Records show that an altercation ensued between the petitioners and Atty. Moreno Generoso. The latter called the Central Police District to report the incident and acting on this report, SPO1 Monsalve dispatched SPO2 Javier to go to the scene of the crime and render assistance. SPO2, together with augmentation personnel arrived at the scene of the crime less than one hour after the alleged altercation and saw Atty. Generoso badly beaten.
Atty. Generoso then pointed the petitioners as those who mauled him which prompted the police officers to “invite” the petitioners to go to the police station for investigation. At the inquest proceeding, the City Prosecutor found that the petitioners stabbed Atty. Generoso with a bladed weapon who fortunately survived the attack.
Petitioners aver that they were not validly arrested without a warrant.
Are the petitioners validly arrested without a warrant when the police officers did not witness the crime and arrived only less than an hour after the alleged altercation?
YES, the petitioners were validly arrested without a warrant. Section 5(b), Rule 113 of the Revised Rules of Criminal Procedure provides that:
When an offense has just been committed, and he has probable cause to
believe based on personal knowledge of facts or circumstances that the
person to be arrested has committed it.
The elements under Section 5(b), Rule 113 of the Revised Rules of Criminal Procedure are: first, an offense has just been committed; and second, the arresting officer has probable cause to believe based on personal knowledge of facts or circumstances that the person to be arrested has committed it.

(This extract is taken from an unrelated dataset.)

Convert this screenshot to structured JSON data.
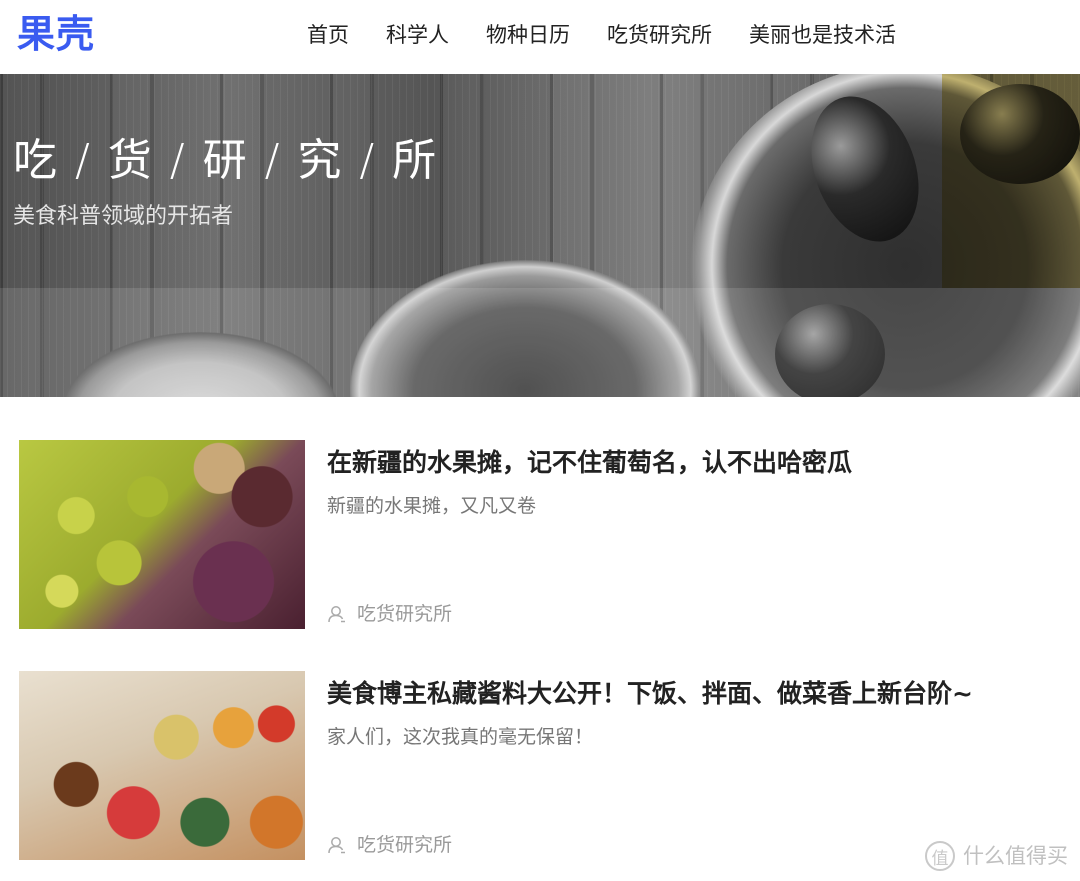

The Court’s appreciation of the elements that “the offense has just been committed” and ”personal knowledge of facts and circumstances that the person to be arrested committed it” depended on the particular circumstances of the case. The element of ”personal knowledge of facts or circumstances”, however, under Section 5(b), Rule 113 of the Revised Rules of Criminal Procedure requires clarification. Circumstances may pertain to events or actions within the actual perception, personal evaluation or observation of the police officer at the scene of the crime. Thus, even though the police officer has not seen someone actually fleeing, he could still make a warrantless arrest if, based on his personal evaluation of the circumstances at the scene of the crime, he could determine the existence of probable cause that the person sought to be arrested has committed the crime.
However, the determination of probable cause and the gathering of facts or circumstances should be made immediately after the commission of the crime in order to comply with the element of immediacy. In other words, the clincher in the element of ”personal knowledge of facts or circumstances” is the required element of immediacy within which these facts or circumstances should be gathered.
With the facts and circumstances of the case at bar that the police officers gathered and which they have personally observed less than one hour from the time that they have arrived at the scene of the crime, it is reasonable to conclude that the police officers had personal knowledge of the facts and circumstances justifying the petitioners’ warrantless arrests.
Hence, the petitioners were validly arrested and the subsequent inquest proceeding was likewise appropriate.